Key claim elements checklist (for diligence)
Use this as a mapping grid for product characterization, formulation dossiers, and test protocols:
| Claim element |
What to verify in competitor/product files |
| Two compositions in one capsule |
Presence of immediate + delayed dosage units |
| Immediate unit format |
“Compressed minitablets” for antibiotic fraction |
| Delayed unit format |
“Compressed minitablets” for PPI fraction |
| PPI inhibition in acid |
≤10% by weight in 0.1N HCl (900 mL, 100 rpm) over 120 min (basket) |
| Buffer release requirement |
≥75% by weight in pH 6.8 phosphate buffer (900 mL, 100 rpm) within 45 min after acid stage |
| Oral delay |
Coating delays PPI release from 120 to at least 240 min (if pursuing Claim 2 layer) |
| Antibiotic release timing |
≥70% released between 5 and 120 min (Claim 7 layer) |
| PPI release timing |
≥70% released between 120 and 240 min (Claim 7 layer) |
| PPI identity |
Listed PPIs in Claim 4 (if checking literal identity) |
| Ratios and strengths |
250 mg amoxicillin / 10 mg omeprazole (Claim 17) and 20-40 wt ratio (Claim 9) |
| Enteric architecture |
Outer protective layer + enteric coating + inner protective layer (Claim 18) |
| Method regimen |
3x/day for at least 14 days and eradication >84% (Claims 19-20) |
What is the practical scope of coverage (in business terms)?
Breadth
- Broad antibiotic coverage at the independent level (any antibiotic) with examples later (amoxicillin).
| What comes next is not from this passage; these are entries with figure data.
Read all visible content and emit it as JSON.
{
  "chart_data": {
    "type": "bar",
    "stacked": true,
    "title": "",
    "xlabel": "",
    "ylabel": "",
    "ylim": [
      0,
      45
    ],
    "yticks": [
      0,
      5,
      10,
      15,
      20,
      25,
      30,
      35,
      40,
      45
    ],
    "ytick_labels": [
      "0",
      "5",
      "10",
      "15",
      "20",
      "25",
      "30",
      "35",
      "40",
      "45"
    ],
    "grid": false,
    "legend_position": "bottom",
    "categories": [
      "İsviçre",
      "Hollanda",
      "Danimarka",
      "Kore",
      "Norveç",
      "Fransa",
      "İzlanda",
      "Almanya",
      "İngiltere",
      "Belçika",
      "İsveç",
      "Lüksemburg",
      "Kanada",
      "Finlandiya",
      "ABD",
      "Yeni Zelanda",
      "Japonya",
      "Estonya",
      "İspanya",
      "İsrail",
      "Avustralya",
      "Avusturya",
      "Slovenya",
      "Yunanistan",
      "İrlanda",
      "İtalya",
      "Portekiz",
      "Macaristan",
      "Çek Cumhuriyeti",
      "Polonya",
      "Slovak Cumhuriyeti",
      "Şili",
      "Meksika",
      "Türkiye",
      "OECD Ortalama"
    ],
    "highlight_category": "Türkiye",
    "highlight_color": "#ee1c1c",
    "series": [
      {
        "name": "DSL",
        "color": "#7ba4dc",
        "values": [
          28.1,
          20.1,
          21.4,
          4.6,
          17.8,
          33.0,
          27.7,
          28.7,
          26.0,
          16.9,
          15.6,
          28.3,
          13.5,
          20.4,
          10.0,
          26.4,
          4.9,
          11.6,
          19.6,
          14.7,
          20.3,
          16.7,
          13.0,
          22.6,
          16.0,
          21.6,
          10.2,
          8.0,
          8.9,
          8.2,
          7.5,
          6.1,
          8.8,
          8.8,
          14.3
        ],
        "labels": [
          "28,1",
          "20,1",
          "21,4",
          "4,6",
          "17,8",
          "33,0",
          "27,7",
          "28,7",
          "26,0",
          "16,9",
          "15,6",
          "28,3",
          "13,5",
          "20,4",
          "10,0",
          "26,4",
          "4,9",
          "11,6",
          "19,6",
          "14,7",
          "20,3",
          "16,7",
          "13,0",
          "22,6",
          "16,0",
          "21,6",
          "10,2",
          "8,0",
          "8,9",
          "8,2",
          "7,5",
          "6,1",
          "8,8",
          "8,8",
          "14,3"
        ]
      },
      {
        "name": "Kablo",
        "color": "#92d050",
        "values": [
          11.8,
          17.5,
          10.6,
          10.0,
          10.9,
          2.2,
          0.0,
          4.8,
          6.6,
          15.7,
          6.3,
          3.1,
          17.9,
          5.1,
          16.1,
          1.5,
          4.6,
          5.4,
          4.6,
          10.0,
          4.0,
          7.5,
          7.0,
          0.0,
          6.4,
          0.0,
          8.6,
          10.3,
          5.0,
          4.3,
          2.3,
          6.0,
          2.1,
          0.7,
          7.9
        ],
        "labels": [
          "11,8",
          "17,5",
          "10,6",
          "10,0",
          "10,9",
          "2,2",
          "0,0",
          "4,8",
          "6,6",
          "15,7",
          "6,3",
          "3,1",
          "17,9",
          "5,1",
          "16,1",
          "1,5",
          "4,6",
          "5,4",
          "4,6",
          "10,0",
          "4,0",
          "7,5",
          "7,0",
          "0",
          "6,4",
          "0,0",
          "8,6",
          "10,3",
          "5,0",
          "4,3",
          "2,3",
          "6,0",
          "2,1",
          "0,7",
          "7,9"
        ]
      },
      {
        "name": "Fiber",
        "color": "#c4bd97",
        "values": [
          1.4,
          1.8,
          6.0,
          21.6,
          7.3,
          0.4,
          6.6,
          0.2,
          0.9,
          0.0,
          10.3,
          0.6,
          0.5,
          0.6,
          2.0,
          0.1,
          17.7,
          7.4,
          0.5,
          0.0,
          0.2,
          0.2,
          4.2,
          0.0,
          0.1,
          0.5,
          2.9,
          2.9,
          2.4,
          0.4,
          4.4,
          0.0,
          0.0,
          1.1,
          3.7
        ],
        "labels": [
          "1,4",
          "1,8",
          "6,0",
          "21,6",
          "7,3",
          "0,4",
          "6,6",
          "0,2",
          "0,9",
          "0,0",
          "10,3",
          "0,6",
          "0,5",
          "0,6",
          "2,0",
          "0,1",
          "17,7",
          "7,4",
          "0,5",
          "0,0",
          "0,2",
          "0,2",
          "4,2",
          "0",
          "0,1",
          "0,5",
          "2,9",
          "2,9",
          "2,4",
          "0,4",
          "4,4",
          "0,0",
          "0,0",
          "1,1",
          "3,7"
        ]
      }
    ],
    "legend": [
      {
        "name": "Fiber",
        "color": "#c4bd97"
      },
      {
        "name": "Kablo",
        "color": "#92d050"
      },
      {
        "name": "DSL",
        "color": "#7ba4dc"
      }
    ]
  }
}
- Broad PPI coverage across multiple -prazoles.
Narrowness
- Tight dissolution performance requirements tied to basket testing.
- Tight physical unit specification (compressed minitablets).
- Tight dosing architecture in dependent claims (multi-layer coating, specific excipients, dose strengths, ratio).
Net effect: The patent is broad in API selection but narrow in formulation architecture and measured performance.
Key Takeaways
- Claim 1 is the enforceable core: a capsule with immediate-release antibiotic compressed minitablets plus delayed-release PPI compressed minitablets whose basket dissolution meets an explicit acid-to-buffer release profile (≤10% at 120 min in 0.1N HCl; ≥75% at 45 min in pH 6.8 buffer after the acid stage).
- Dependent claims tighten commercial coverage through oral delay timing, specific PPI list, time-delay agent exemplars, explicit antibiotic release and PPI release windows, and multi-layer enteric architecture.
- Method claims extend exposure to H. pylori regimens at three times daily for at least 14 days with eradication rate >84%.
- For competitive diligence, the decisive question is whether a product hits the claim-defined dissolution thresholds using the same test framework, not only whether it uses amoxicillin and a -prazole.
FAQs
1) Does Claim 1 require a specific antibiotic?
No. Claim 1 requires an “antibiotic” generally; amoxicillin is covered in dependent claim territory (Claim 3 and Claim 8).
2) Is the delayed PPI limitation defined by ingredients or by performance?
Both, but the performance is claim-limiting: Claim 1 requires the delayed PPI minitablets meet the basket dissolution two-stage profile in acid then buffer.
3) Can a different PPI still infringe?
Yes. Claim 4 lists multiple PPIs (including omeprazole, pantoprazole, lansoprazole, ilaprazole, dexlansoprazole, esomeprazole, rabeprazole) and includes salts/solvates.
4) What is the fastest way to screen for risk across competitors?
Run a diligence mapping focused on whether their delayed PPI fraction is made of compressed minitablets and whether its dissolution matches the ≤10% acid-stage and ≥75% buffer-stage basket outcomes.
5) Do the method claims matter if a product is not marketed with the exact regimen?
They matter because Claims 19-20 define an administration method for H. pylori: three times daily for at least 14 days, with claimed eradication >84% tied to outcomes.
References
No citations were provided in the input for the patent text, prosecution history, or related US/global family documents; therefore, no sources are cited.